Wer das jedenfalls anders sieht, möge mir Jobangebote posten, wo ich in erlebbarer Anzahl von Arbeitsjahren einigermaßen an diese 25 Mio Euro herankäme, die die BASF-Erbin nun spenden möchte.

Das Problem ist nur: es hat eben nicht jeder die Chance auf so ein fettes Erbe. Und da rede ich nicht über das liebgewonnene Elternhaus irgendwo in der brandenburgischen Pampa, sondern eher Fälle wie die Quandts 1982 (BMW).
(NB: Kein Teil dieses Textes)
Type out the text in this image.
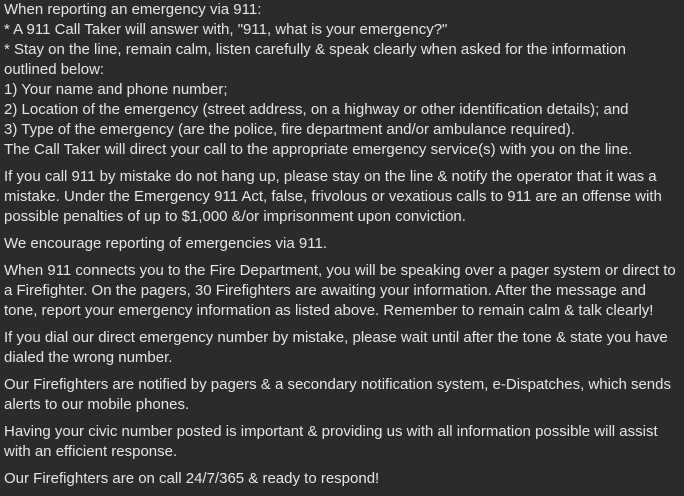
When reporting an emergency via 911:
* A 911 Call Taker will answer with, "911, what is your emergency?"
* Stay on the line, remain calm, listen carefully & speak clearly when asked for the information outlined below:
1) Your name and phone number;
2) Location of the emergency (street address, on a highway or other identification details); and
3) Type of the emergency (are the police, fire department and/or ambulance required).
The Call Taker will direct your call to the appropriate emergency service(s) with you on the line.
If you call 911 by mistake do not hang up, please stay on the line & notify the operator that it was a mistake. Under the Emergency 911 Act, false, frivolous or vexatious calls to 911 are an offense with possible penalties of up to $1,000 &/or imprisonment upon conviction.
We encourage reporting of emergencies via 911.
When 911 connects you to the Fire Department, you will be speaking over a pager system or direct to a Firefighter. On the pagers, 30 Firefighters are awaiting your information. After the message and tone, report your emergency information as listed above. Remember to remain calm & talk clearly!
If you dial our direct emergency number by mistake, please wait until after the tone & state you have dialed the wrong number.
Our Firefighters are notified by pagers & a secondary notification system, e-Dispatches, which sends alerts to our mobile phones.
Having your civic number posted is important & providing us with all information possible will assist with an efficient response.
Our Firefighters are on call 24/7/365 & ready to respond!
In Sachen Finanzen (und dem daraus resultierenden Einfluss) kann man schon fast von einer Erbmonarchie sprechen.

Leider gibt es keine wirklich gesicherten Zahlen, was vererbt wird. Die Hans-Böckler-Stiftung ist der Frage mal nachgegangen und prognostiziert aufgrund der Vermögen im Jahre 2027 mit einem Gesamtvolumen von 400 Mrd. Euro:

Amtliche Statistiken darüber, wie viel genau vererbt oder verschenkt wird, existieren nicht. Das Statistische Bundesamt weist nur die steuerlich veranlagten Fälle aus, während über das Gros der Erbfälle nichts bekannt ist.
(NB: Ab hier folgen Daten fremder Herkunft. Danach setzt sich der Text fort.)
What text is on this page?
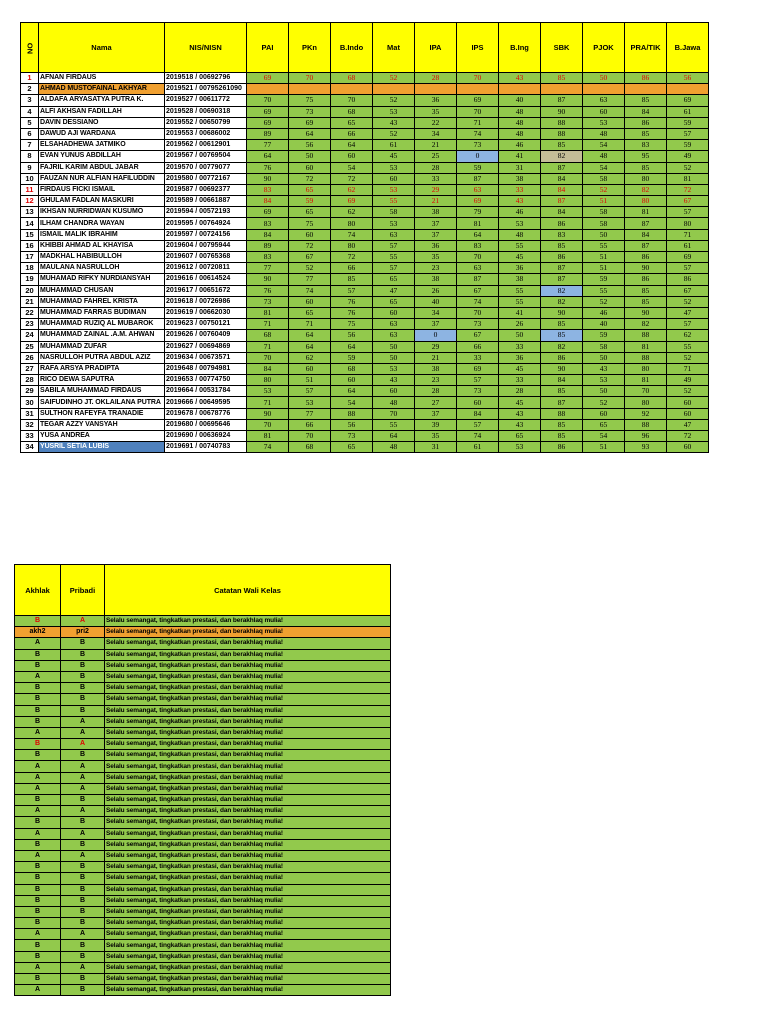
NO	Nama	NIS/NISN	PAI	PKn	B.Indo	Mat	IPA	IPS	B.Ing	SBK	PJOK	PRA/TIK	B.Jawa
1	AFNAN FIRDAUS	2019518 / 00692796	69	70	68	52	28	70	43	85	50	86	56
2	AHMAD MUSTOFAINAL AKHYAR	2019521 / 00795261090											
3	ALDAFA ARYASATYA PUTRA K.	2019527 / 00611772	70	75	70	52	36	69	40	87	63	85	69
4	ALFI AKHSAN FADILLAH	2019528 / 00690318	69	73	68	53	35	70	48	90	60	84	61
5	DAVIN DESSIANO	2019552 / 00650799	69	69	65	43	22	71	48	88	53	86	59
6	DAWUD AJI WARDANA	2019553 / 00686002	89	64	66	52	34	74	48	88	48	85	57
7	ELSAHADHEWA JATMIKO	2019562 / 00612901	77	56	64	61	21	73	46	85	54	83	59
8	EVAN YUNUS ABDILLAH	2019567 / 00769504	64	50	60	45	25	0	41	82	48	95	49
9	FAJRIL KARIM ABDUL JABAR	2019570 / 00779077	76	60	54	53	28	59	31	87	54	85	52
10	FAUZAN NUR ALFIAN HAFILUDDIN	2019580 / 00772167	90	72	72	60	33	87	38	84	58	80	81
11	FIRDAUS FICKI ISMAIL	2019587 / 00692377	83	65	62	53	29	63	33	84	52	82	72
12	GHULAM FADLAN MASKURI	2019589 / 00661887	84	59	69	55	21	69	43	87	51	80	67
13	IKHSAN NURRIDWAN KUSUMO	2019594 / 00572193	69	65	62	58	38	79	46	84	58	81	57
14	ILHAM CHANDRA WAYAN	2019595 / 00764924	83	75	80	53	37	81	53	86	58	87	80
15	ISMAIL MALIK IBRAHIM	2019597 / 00724156	84	60	74	63	37	64	48	83	50	84	71
16	KHIBBI AHMAD AL KHAYISA	2019604 / 00795944	89	72	80	57	36	83	55	85	55	87	61
17	MADKHAL HABIBULLOH	2019607 / 00765368	83	67	72	55	35	70	45	86	51	86	69
18	MAULANA NASRULLOH	2019612 / 00720811	77	52	66	57	23	63	36	87	51	90	57
19	MUHAMAD RIFKY NURDIANSYAH	2019616 / 00614524	90	77	85	65	38	87	38	87	59	86	86
20	MUHAMMAD CHUSAN	2019617 / 00651672	76	74	57	47	26	67	55	82	55	85	67
21	MUHAMMAD FAHREL KRISTA	2019618 / 00726986	73	60	76	65	40	74	55	82	52	85	52
22	MUHAMMAD FARRAS BUDIMAN	2019619 / 00662030	81	65	76	60	34	70	41	90	46	90	47
23	MUHAMMAD RUZIQ AL MUBAROK	2019623 / 00750121	71	71	75	63	37	73	26	85	40	82	57
24	MUHAMMAD ZAINAL .A.M. AHWAN	2019626 / 00760409	68	64	56	63	0	67	50	85	59	88	62
25	MUHAMMAD ZUFAR	2019627 / 00694869	71	64	64	50	29	66	33	82	58	81	55
26	NASRULLOH PUTRA ABDUL AZIZ	2019634 / 00673571	70	62	59	50	21	33	36	86	50	88	52
27	RAFA ARSYA PRADIPTA	2019648 / 00794981	84	60	68	53	38	69	45	90	43	80	71
28	RICO DEWA SAPUTRA	2019653 / 00774750	80	51	60	43	23	57	33	84	53	81	49
29	SABILA MUHAMMAD FIRDAUS	2019664 / 00531784	53	57	64	60	28	73	28	85	50	70	52
30	SAIFUDINHO JT. OKLAILANA PUTRA	2019666 / 00649595	71	53	54	48	27	60	45	87	52	80	60
31	SULTHON RAFEYFA TRANADIE	2019678 / 00678776	90	77	88	70	37	84	43	88	60	92	60
32	TEGAR AZZY VANSYAH	2019680 / 00695646	70	66	56	55	39	57	43	85	65	88	47
33	YUSA ANDREA	2019690 / 00636924	81	70	73	64	35	74	65	85	54	96	72
34	YUSRIL SETIA LUBIS	2019691 / 00740783	74	68	65	48	31	61	53	86	51	93	60
Akhlak	Pribadi	Catatan Wali Kelas
B	A	Selalu semangat, tingkatkan prestasi, dan berakhlaq mulia!
akh2	pri2	Selalu semangat, tingkatkan prestasi, dan berakhlaq mulia!
A	B	Selalu semangat, tingkatkan prestasi, dan berakhlaq mulia!
B	B	Selalu semangat, tingkatkan prestasi, dan berakhlaq mulia!
B	B	Selalu semangat, tingkatkan prestasi, dan berakhlaq mulia!
A	B	Selalu semangat, tingkatkan prestasi, dan berakhlaq mulia!
B	B	Selalu semangat, tingkatkan prestasi, dan berakhlaq mulia!
B	B	Selalu semangat, tingkatkan prestasi, dan berakhlaq mulia!
B	B	Selalu semangat, tingkatkan prestasi, dan berakhlaq mulia!
B	A	Selalu semangat, tingkatkan prestasi, dan berakhlaq mulia!
A	A	Selalu semangat, tingkatkan prestasi, dan berakhlaq mulia!
B	A	Selalu semangat, tingkatkan prestasi, dan berakhlaq mulia!
B	B	Selalu semangat, tingkatkan prestasi, dan berakhlaq mulia!
A	A	Selalu semangat, tingkatkan prestasi, dan berakhlaq mulia!
A	A	Selalu semangat, tingkatkan prestasi, dan berakhlaq mulia!
A	A	Selalu semangat, tingkatkan prestasi, dan berakhlaq mulia!
B	B	Selalu semangat, tingkatkan prestasi, dan berakhlaq mulia!
A	A	Selalu semangat, tingkatkan prestasi, dan berakhlaq mulia!
B	B	Selalu semangat, tingkatkan prestasi, dan berakhlaq mulia!
A	A	Selalu semangat, tingkatkan prestasi, dan berakhlaq mulia!
B	B	Selalu semangat, tingkatkan prestasi, dan berakhlaq mulia!
A	A	Selalu semangat, tingkatkan prestasi, dan berakhlaq mulia!
B	B	Selalu semangat, tingkatkan prestasi, dan berakhlaq mulia!
B	B	Selalu semangat, tingkatkan prestasi, dan berakhlaq mulia!
B	B	Selalu semangat, tingkatkan prestasi, dan berakhlaq mulia!
B	B	Selalu semangat, tingkatkan prestasi, dan berakhlaq mulia!
B	B	Selalu semangat, tingkatkan prestasi, dan berakhlaq mulia!
B	B	Selalu semangat, tingkatkan prestasi, dan berakhlaq mulia!
A	A	Selalu semangat, tingkatkan prestasi, dan berakhlaq mulia!
B	B	Selalu semangat, tingkatkan prestasi, dan berakhlaq mulia!
B	B	Selalu semangat, tingkatkan prestasi, dan berakhlaq mulia!
A	A	Selalu semangat, tingkatkan prestasi, dan berakhlaq mulia!
B	B	Selalu semangat, tingkatkan prestasi, dan berakhlaq mulia!
A	B	Selalu semangat, tingkatkan prestasi, dan berakhlaq mulia!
Aber gerade bei Erbschaft würde sich das Führen von Statistiken lohnen – und durch Erbscheine und andere Prozesse im Rahmen der Erbschaft gäbe es genug Anknüpfungspunkte für Statistik. Im Jahr 2022 wurden nur 11,4 Mrd. Euro Erbschaftssteuer erhoben.

Die Jusos haben dieses Thema auch aufgegriffen – und schlugen ein Grunderbe von 60.000€ vor, was über die Erhöhung der Erbschaftssteuer finanziert werden soll (siehe auch Zeit). An sich finde ich auch diese Idee charmant: mit der Volljährigkeit bekommt jeder einen gewissen Geldstock. Sofort kommen Unkenrufe, dass das Geld nur verballert wird? Mag ja sein, dann ist es aber wieder im Kreislauf und die Chance ist weg. Man könnte es auch anlegen oder zur Gründung nutzen. Ich sehe bei der Idee die Sorge, dass alles sich auf einen Stichtag fokussiert, so dass Fragen bzgl. Übergangsregelungen, Zu- und Wegzug aufkommen. Aber auch die wären noch lösbar (bspw. mittels Faktor, wieviele Jahre bis zum 18. Lebensjahr hier gelebt wurde).
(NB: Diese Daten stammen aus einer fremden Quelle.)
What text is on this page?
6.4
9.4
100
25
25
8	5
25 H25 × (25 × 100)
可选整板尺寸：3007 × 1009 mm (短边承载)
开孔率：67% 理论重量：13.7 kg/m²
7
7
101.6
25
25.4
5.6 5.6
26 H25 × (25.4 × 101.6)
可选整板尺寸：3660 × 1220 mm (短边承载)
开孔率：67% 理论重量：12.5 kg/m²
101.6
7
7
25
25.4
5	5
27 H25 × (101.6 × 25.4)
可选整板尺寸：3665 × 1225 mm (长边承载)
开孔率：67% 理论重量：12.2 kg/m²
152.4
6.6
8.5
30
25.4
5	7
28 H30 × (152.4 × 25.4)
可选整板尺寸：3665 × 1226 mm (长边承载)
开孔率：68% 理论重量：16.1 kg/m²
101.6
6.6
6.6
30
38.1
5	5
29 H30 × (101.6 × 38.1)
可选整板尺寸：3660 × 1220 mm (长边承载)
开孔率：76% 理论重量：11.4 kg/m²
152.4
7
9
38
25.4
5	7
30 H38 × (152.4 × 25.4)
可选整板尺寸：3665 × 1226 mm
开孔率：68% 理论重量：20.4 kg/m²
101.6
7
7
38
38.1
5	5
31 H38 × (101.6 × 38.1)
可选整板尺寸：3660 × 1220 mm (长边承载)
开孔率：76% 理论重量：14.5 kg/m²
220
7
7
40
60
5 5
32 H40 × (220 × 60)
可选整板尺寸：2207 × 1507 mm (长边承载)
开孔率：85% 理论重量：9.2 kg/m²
Aber man kann diese Idee weiterdenken. Zum einen in Richtung Geburtsprämie. Das hätte den Vorteil, dass es die Bürokratie rund um Muttergeld und Elterngeld ablösen könnte. Wer wieviel wann wie zu Hause? Egal, ihr habt 60.000€. Alles weitere ist eure Sache!

Zum anderen blicke ich viel mehr auf die Einkommenssteuer. Das Steueraufkommen beträgt 291 Mrd pro Jahr,€). Würden wir angenommen die drei Viertel der Erbmasse als Steuer einbeziehen, könnte im Gegenzug die Einkommenssteuer abgeschafft werden – dann lohnt sich Leistung um so mehr.

Natürlich könnte man auch Bedingungsloses Grundeinkommen (BGE) realisieren. Oder noch viele andere Dinge.

Aber all diese Ansätze haben eines gemeinsam: sie führen dazu, dass Menschen die gleichen Rechte und Chancen nicht nur per Grundgesetz bekommen, sondern auch materiell.

Bisherige Kommentare (2)

Kommentar von Christian

Das sind interessante Gedanken. Ich kenne mindestens einen Fall, bei dem die Erbende Schulden erbt. Soweit ich weiß, kann man dem aus dem Weg gehen. Verdient eine solche Frau nicht öffentlichkeitswirksamen Respekt, wenn sie dieses Erbe annimmt?

Kommentar von René

Natürlich können Erben auch ausgeschlagen werden, insbesondere wenn sie negativ sind. Oder auch bewusst angenommen werden. Aber diese Fragestellung tangiert die großen Erbmassen nicht.